If we push the coalition picture
towards its extreme, the “same” person might both fully intend to
drink the poison, and believe that he won’t; might believe that
there is a greatest prime and understand Euclid’s proof and believe
it sound.
That would be the end of the story for
Kavka’s poison. Not so for the interesting side of the greatest
prime puzzle – the rationality question. There is normally no
problem of rationality for Bill to believe that there is a greatest
prime and Jill to know that there isn’t. If “Bill” and “Jill”
name two different functional components of a single brain, however,
this becomes more complicated. After all, it is rational, if
sometimes difficult, for deliberative assemblies to try to come to a
shared set of factual beliefs. One neural collective might be
committed to the proposition that chocolate mousse is healthful on
balance because of its dark chocolate content while a rival
collective would have it that it is unhealthful by dint of its
calories. However, either the “Order the mousse!” lever is going
to get pulled, or it isn’t. There is only one body here, and that
fact makes it rational to bring conflicting beliefs into harmony –
at least when any kind of action is in the offing. This we should
conclude even if we are considerably more latitudinarian about
rationality than are the decalogue proponents.
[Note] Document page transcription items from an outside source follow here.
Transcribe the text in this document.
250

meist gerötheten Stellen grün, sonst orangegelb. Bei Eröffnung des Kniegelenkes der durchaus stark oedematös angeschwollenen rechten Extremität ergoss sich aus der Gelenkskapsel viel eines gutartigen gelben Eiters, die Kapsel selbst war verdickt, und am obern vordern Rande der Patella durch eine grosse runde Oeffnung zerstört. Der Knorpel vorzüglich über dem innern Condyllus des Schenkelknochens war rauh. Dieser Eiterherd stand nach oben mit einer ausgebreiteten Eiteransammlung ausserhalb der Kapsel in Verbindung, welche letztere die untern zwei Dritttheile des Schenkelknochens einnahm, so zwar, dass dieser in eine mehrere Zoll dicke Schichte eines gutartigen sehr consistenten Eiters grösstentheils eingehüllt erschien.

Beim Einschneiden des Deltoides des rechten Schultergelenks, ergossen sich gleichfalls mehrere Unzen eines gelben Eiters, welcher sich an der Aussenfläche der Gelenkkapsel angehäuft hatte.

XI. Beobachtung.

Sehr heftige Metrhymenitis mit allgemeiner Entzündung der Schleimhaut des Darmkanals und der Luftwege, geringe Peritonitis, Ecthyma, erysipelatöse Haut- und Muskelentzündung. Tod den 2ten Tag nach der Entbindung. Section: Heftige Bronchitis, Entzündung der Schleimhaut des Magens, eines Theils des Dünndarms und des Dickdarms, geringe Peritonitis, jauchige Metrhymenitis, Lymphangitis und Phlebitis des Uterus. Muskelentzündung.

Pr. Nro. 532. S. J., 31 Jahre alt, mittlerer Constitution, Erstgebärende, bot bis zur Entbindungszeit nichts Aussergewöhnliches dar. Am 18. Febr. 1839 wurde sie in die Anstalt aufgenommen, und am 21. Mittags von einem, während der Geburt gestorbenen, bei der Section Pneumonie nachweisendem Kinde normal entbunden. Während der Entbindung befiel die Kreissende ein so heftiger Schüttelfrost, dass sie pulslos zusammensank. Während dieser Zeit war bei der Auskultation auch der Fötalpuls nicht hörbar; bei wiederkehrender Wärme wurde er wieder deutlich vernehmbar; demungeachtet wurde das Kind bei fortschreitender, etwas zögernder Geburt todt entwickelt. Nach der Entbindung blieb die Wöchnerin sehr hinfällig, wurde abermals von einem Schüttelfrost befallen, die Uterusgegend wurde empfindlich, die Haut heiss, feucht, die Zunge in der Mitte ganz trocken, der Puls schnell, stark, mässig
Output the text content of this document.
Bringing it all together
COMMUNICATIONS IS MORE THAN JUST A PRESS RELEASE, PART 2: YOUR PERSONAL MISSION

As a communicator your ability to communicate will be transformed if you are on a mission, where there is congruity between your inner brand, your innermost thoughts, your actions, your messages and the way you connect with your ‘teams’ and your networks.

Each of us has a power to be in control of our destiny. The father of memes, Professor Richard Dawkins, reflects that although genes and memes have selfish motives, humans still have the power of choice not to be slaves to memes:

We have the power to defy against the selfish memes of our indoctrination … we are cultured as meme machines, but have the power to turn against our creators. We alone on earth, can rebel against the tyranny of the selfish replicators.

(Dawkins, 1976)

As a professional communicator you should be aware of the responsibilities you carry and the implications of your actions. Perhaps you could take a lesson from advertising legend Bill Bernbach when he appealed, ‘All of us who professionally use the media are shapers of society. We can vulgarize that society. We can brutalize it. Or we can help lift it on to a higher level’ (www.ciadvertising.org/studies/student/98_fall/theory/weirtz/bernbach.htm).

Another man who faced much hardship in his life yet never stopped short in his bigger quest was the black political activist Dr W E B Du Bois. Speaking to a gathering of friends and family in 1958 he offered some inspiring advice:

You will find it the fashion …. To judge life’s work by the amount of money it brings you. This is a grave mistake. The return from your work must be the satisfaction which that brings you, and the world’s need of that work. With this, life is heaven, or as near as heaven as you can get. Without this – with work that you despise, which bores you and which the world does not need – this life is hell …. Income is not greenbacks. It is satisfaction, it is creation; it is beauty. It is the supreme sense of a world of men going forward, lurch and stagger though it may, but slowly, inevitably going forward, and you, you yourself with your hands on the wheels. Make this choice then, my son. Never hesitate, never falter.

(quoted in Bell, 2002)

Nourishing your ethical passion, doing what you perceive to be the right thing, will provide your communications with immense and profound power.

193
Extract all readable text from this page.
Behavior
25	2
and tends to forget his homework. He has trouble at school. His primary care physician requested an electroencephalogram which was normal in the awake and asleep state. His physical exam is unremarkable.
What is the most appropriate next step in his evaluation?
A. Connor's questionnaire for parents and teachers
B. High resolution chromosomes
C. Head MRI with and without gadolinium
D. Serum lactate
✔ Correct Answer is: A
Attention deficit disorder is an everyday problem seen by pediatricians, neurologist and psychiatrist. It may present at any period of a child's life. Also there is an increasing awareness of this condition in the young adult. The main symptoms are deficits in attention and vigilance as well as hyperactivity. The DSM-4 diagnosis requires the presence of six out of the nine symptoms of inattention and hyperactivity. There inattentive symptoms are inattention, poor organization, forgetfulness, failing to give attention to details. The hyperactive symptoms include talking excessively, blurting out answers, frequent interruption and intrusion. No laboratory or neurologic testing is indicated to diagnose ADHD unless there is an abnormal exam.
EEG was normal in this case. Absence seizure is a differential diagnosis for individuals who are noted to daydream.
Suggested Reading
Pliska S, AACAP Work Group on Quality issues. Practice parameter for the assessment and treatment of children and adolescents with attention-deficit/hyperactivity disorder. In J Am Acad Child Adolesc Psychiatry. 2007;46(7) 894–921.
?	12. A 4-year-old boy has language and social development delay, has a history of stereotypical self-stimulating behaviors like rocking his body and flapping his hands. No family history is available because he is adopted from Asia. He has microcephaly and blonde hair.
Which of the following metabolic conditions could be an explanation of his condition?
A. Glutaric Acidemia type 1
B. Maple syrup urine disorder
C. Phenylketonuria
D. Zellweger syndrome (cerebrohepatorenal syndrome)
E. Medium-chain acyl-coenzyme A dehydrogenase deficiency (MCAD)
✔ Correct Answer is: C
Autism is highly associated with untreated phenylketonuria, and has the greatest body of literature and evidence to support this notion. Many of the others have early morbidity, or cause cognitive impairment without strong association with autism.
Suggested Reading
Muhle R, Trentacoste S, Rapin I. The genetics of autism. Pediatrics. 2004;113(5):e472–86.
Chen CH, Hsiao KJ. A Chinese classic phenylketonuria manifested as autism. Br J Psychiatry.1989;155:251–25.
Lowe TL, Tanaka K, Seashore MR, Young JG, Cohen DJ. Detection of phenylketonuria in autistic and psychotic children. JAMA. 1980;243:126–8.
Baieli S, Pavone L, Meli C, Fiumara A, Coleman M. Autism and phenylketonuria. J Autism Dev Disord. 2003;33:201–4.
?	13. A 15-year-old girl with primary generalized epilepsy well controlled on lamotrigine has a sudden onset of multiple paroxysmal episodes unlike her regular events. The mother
It may be that there are some rare
cases, to be spun out of the ever fertile imagination of
philosophers, in which an argument can be made for the rationality of
believing simultaneously and with full understanding and attention
that Euclid's proof is sound but that there is a greatest prime. The
science fiction, however, would be so bizarre that I think we can
safely set this possibility aside in our philosophical job of giving
advice to everyone who will be ushered into the presence of our
eccentric billionaire.
So we cannot, I think, solve the prime
number puzzle by pursuing a radical internal division model
purporting to establish the rationality of reporting to the
billionaire that one knows that Euclid’s proof is sound but
believes that there is a greatest prime. Even if we have a week to
work at getting into this frame of mind, with expert help, we will at
most come to hold the inconsistent beliefs. This may be enough to get
the million (positive answer to 4), but there was an easier, and less
controversial way to do that. You would be rational in adopting a
plan to come to believe in a greatest prime, rejecting Euclid's
proof. (positive answer to 2.) And, of course, simultaneous belief in the unsoundness of the proof and the existence of
a greatest prime is just fine on almost any account of rationality.
This is a very weird argument. Nobody can see inside another person's mind. All anyone knows about anybody is their behavior. I'm perfectly willing to stipulate, swear under oath in a court of law, and sign an affidavit to the effect that I believe there is a largest prime. Case closed. Lawrence whatever are you thinking?
ReplyDeleteThe fact that people can always try to mislead us about what they are thinking, and often succeed, does not mean that we cannot entertain the possibility that their beliefs are other than what they say they are. People who make out affidavits and swear in court are sometimes convicted of perjury.
ReplyDeleteTo get the Kavka cases going we have to make the assumption that the billionaire has some very good way of determining what the subjects are thinking. There is some progress in fmri land on this. So for philosophical purposes we just assume the success of some such device, as this assumption gives us some interesting things to think about.